Six mois de crise étudiante, des centaines de manifestations de rue, des arrestations massives et abusives ainsi que le déferlement de véritables raz-de-marée humains n’auront pas suffi à amener la gratuité scolaire dans le débat électoral.
Les fédérations étudiantes ont eu beau s’insurger et les grèves sévir sans discontinuer, nos politiciens font la sourde oreille. Les universités, quant à elles, n’ont eu qu’à réclamer cette hausse en prétextant que les droits de scolarité n’ont pas augmenté au même rythme que le coût de la vie, elles ont eu immédiatement satisfaction. Peu leur importe l’avis des étudiants ou la nécessité invoquée de démocratiser l’enseignement supérieur dans une société où l’égalité fait gravement défaut.

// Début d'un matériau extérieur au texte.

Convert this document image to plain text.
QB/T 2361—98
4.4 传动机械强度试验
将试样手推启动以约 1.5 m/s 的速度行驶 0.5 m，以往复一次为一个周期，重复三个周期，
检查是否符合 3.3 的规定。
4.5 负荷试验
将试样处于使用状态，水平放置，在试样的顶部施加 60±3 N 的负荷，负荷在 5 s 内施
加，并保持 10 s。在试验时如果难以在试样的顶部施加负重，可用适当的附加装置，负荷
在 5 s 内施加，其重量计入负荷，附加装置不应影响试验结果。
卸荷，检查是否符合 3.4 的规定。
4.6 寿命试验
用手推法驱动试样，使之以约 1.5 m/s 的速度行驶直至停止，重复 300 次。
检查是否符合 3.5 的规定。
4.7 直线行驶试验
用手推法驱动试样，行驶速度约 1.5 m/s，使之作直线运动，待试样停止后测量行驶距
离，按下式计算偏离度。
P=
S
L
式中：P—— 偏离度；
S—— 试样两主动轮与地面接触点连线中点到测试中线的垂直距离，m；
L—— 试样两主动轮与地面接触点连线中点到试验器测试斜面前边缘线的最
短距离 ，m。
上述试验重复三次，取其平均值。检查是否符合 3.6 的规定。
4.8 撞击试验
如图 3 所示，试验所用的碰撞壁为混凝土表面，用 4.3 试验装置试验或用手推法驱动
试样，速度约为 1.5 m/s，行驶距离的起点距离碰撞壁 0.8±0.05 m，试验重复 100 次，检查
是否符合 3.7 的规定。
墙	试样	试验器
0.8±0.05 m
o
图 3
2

Certains ne manquent d’ailleurs pas de souligner que les universités ne sont pas sous-financées, mais que l’argent y est simplement mal distribué. À leur avis, non seulement ces dernières pourraient couper en matière d’administration et de salaires des dirigeants, mais les ressources gagneraient à être transférées davantage vers l’enseignement que vers la recherche, laquelle, en plus d’être largement surfinancée, cannibalise les ressources humaines et matérielles des institutions universitaires.
Une chose demeure certaine : les libéraux disent vouloir faire de l’université un moteur de croissance économique. Mais derrière leurs décisions, il y a une tendance à la marchandisation de l’éducation qui subordonne le rôle des universités à l’économie, au détriment du patrimoine social, culturel et scientifique de l’humanité. Ainsi apparaît-il que la véritable mission de l’enseignement supérieur a été jetée aux oubliettes, alors qu’il importe de la ramener sans plus tarder à l’avant-scène.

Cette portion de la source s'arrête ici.